Bahkan, tidak tanggung-tanggung pada awal 1800 ketika Gubernur Jenderal Hindia Belanda, Herman Willem Daendels, untuk pertama kali menginjakkan kakinya di Batavia, dia mendapatkan kenyataan buruk, maraknya pergundikan itu. Dia melihat langsung betapa para pejabat Belanda terbiasa hidup berfoya-foya dengan memelihara “perempuan pribumi” tanpa nikah tersebut.
Menyadarit meluasnya pergundikan itu, Daendels yang tinggal di Batavia dengan mengemban tugas khusus dari Napoleon untuk mengamankan Jawa dari serbuan tentara Inggris, segera mengetahui betapa rendah semangat dan moral aparat pemerintahannya di dalam menjalankan tugas.

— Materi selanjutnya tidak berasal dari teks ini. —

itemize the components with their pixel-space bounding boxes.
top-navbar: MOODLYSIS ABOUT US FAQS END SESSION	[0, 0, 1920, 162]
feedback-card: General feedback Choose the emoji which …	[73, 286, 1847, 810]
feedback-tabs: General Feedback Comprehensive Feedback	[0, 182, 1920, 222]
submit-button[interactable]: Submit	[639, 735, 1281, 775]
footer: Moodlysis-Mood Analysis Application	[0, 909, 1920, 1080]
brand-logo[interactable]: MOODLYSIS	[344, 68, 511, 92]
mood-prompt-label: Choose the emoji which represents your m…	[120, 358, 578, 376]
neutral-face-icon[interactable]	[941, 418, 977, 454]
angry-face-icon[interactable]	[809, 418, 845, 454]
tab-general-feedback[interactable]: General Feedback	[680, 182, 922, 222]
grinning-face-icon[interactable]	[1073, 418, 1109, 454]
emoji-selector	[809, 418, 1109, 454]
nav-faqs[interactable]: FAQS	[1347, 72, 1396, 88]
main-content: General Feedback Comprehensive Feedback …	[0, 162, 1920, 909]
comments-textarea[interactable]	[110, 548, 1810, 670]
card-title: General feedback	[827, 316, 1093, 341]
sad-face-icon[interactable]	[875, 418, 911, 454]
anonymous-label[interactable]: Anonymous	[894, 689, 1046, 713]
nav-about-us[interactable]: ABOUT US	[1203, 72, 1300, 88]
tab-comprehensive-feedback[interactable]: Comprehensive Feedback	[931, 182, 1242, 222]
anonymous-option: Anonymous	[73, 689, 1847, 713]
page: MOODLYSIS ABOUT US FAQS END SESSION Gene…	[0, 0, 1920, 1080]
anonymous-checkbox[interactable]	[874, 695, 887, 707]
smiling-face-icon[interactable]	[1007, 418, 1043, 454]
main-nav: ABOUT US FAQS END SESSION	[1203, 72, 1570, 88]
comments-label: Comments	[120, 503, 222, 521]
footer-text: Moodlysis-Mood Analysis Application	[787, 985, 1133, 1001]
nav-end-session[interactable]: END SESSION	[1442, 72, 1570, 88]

Ia khawatir melihat kenyataan sedikitnya jumlah orang Eropa yang berdiam di Hindia Belanda yang bisa dikerahkan untuk menghadapi bala tentara Inggris bila datang menyerang. Meluasnya praktik “Pernyaian” menjadi salah satu sebabnya.
Penulis buku Nyai & Pergundikan di Hindia Belanda, Reggie Baay, dalam sebuah wawancara beberapa tahun silam, mengakui situasi itu dengan sikap terbuka. Meski dia orang Belanda dan juga merupakan keturunan “nyai”, mengatakan mulai abad ke-18 M Batavia pada saat itu memang sudah layak disebut sebagai kotagundik dan budak.
‘’Hampir semua pejabat pemerintah pasti punya dua hal tersebut. “Nyai dan budak itulah yang melayani kebutuhan tuan pejabat Eropanya,’’ kata Reggie.